Allerdings ging es in dem heute verhandelten Fall nicht um ein belegtes Vergehen oder eine bewiesene Straftat, sondern um einen Verdacht. Demnach soll ein Bank-Azubi bei der Ausbildung Geld unterschlagen haben, wofür ihn sein Arbeitgeber und Ausbilder fristlos kündigte.

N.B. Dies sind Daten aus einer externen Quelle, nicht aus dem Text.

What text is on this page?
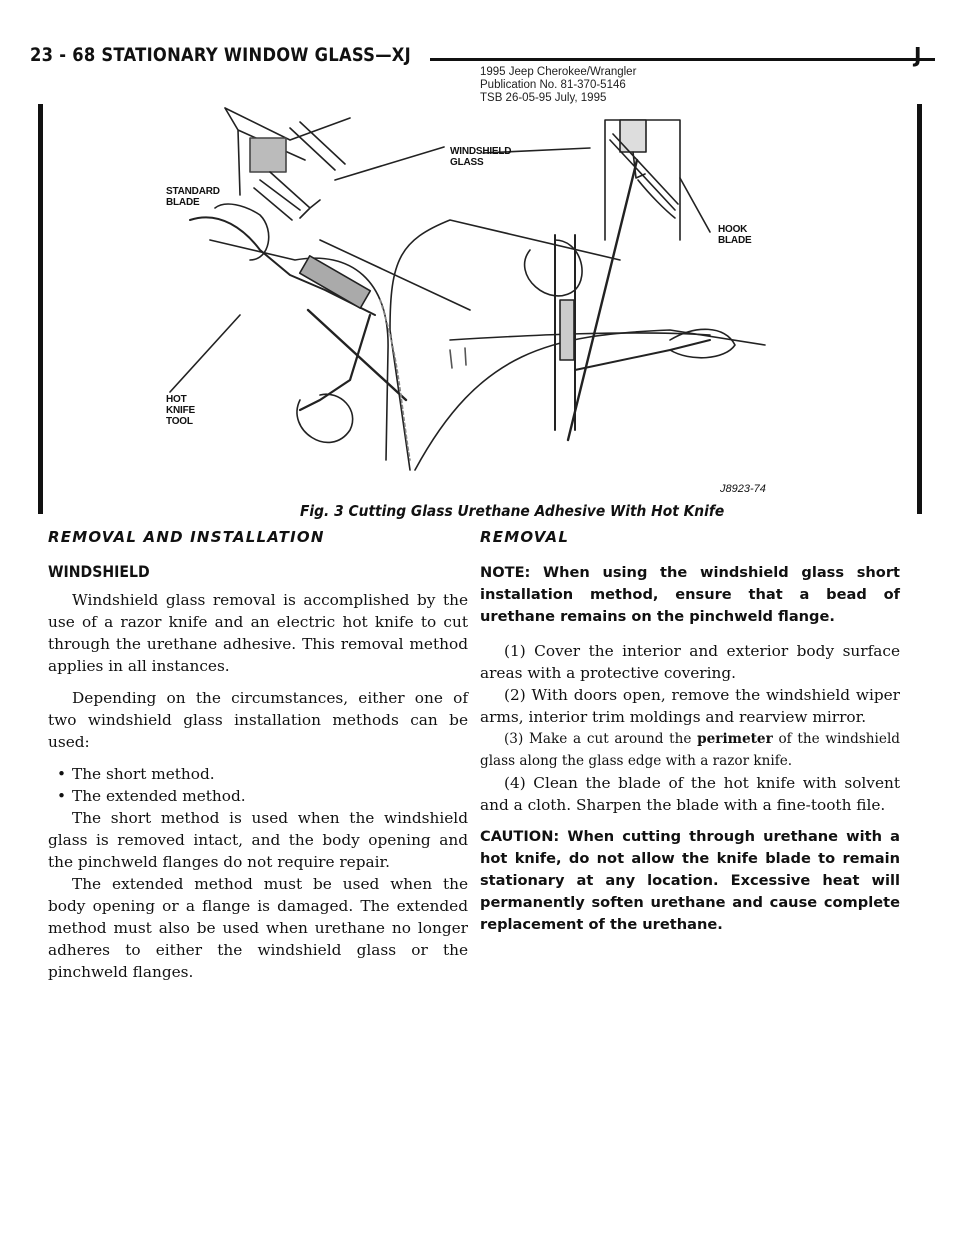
23 - 68 STATIONARY WINDOW GLASS—XJ	J
1995 Jeep Cherokee/Wrangler
Publication No. 81-370-5146
TSB 26-05-95 July, 1995
STANDARD
BLADE
WINDSHIELD
GLASS
HOOK
BLADE
HOT
KNIFE
TOOL
J8923-74
Fig. 3 Cutting Glass Urethane Adhesive With Hot Knife
REMOVAL AND INSTALLATION
WINDSHIELD

Windshield glass removal is accomplished by the use of a razor knife and an electric hot knife to cut through the urethane adhesive. This removal method applies in all instances.

Depending on the circumstances, either one of two windshield glass installation methods can be used:

• The short method.
• The extended method.

The short method is used when the windshield glass is removed intact, and the body opening and the pinchweld flanges do not require repair.

The extended method must be used when the body opening or a flange is damaged. The extended method must also be used when urethane no longer adheres to either the windshield glass or the pinchweld flanges.

REMOVAL
NOTE: When using the windshield glass short installation method, ensure that a bead of urethane remains on the pinchweld flange.

(1) Cover the interior and exterior body surface areas with a protective covering.

(2) With doors open, remove the windshield wiper arms, interior trim moldings and rearview mirror.

(3) Make a cut around the perimeter of the windshield glass along the glass edge with a razor knife.

(4) Clean the blade of the hot knife with solvent and a cloth. Sharpen the blade with a fine-tooth file.

CAUTION: When cutting through urethane with a hot knife, do not allow the knife blade to remain stationary at any location. Excessive heat will permanently soften urethane and cause complete replacement of the urethane.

Im Sommer 2007 entschied zum Beispiel auch das Landesarbeitsgericht Rheinland-Pfalz bereits in einem Kündigungsschutzverfahren und verwarf die Verdachtskündigung einer Auszubildenden. Ihr Arbeitgeber verdächtigte sie, im Job Geld unterschlagen zu haben. Die rheinland-pfälzischen Richter betonten, eine Verdachtskündigung in einem Ausbildungsverhältnis sei nur ausnahmsweise möglich, und zwar dann, wenn „der besondere Charakter des Ausbildungsverhältnisses eine vertiefte Vertrauensbasis zwischen den Vertragspartnern erfordere“ (AZ: 9 SA 40/07).

Das BAG hat heute mit einer ähnlichen Begründung bestätigt, dass auch einem Auszubildenden aufgrund eines dringenden Verdachts einer schwerwiegenden Pflichtverletzung gekündigt werden kann.

Hintergrund: Was ist eine Verdachtskündigung?

Verdachtskündigungen können nicht nur in Ausbildungsverhältnissen eine Rolle spielen, sondern auch in „normalen“ Arbeitsverhältnissen.Bei einer Verdachtskündigung kann ein Arbeitgeber einem Mitarbeiter bei dringendem Verdacht auf eine Straftat oder eine schwere Pflichtverletzung außerordentlich, also fristlos kündigen. Für diesen Verdacht reichen Tatsachen aus, nach denen eine große, überwiegende Wahrscheinlichkeit besteht, dass er eine Straftat oder aber schwere Pflichtverletzungen begangen hat. „Der Arbeitgeber muss also die Straftat als solche nicht nachweisen“ betont Rechtsanwalt Jakob T. Lange.

Ist der Verdacht auf eine Straftat oder eine Pflichtverletzung so schwerwiegend, dass das Vertrauensverhältnis zwischen Arbeitgeber und Mitarbeiter zerrüttet ist, kann der Arbeitgeber eine Verdachtskündigung aussprechen. Allerdings ist der Arbeitgeber zuvor dazu angehalten, alle zumutbaren Schritte zu unternehmen, um den Sachverhalt aufzuklären.

Muss der Chef vor der Verdachtskündigung abmahnen?

Je nach Schwere des vermuteten Vergehens muss ein Chef seinen Mitarbeiter vor einer Verdachtskündigung nicht abmahnen, aber er muss ihn anhören und ihm die Gelegenheit geben, sich zu den Vorwürfen zu äußern.

Außerdem gilt: Vor jeder Kündigung muss der Arbeitgeber den Betriebsrat, wenn es im Unternehmen einen gibt, anhören und ihm die Gründe für die Kündigung mitteilen. Sonst ist eine Kündigung unwirksam. 

Verdachtskündigungen umstritten

Die bislang öffentlich bekannteste Verdachtskündigung ist der Fall der Kassiererin Emmily, die ihr Arbeitgeber verdächtigte, einen Pfandbon im Wert von wenigen Cent unterschlagen zu haben. Der Fall sorgte für öffentliche Empörung, denn er traf das Gerechtigkeitsempfinden vieler Menschen empfindlich. Denn es stellt sich die Frage, ob Verdachtskündigungen mit der Unschuldsvermutung vereinbar sind.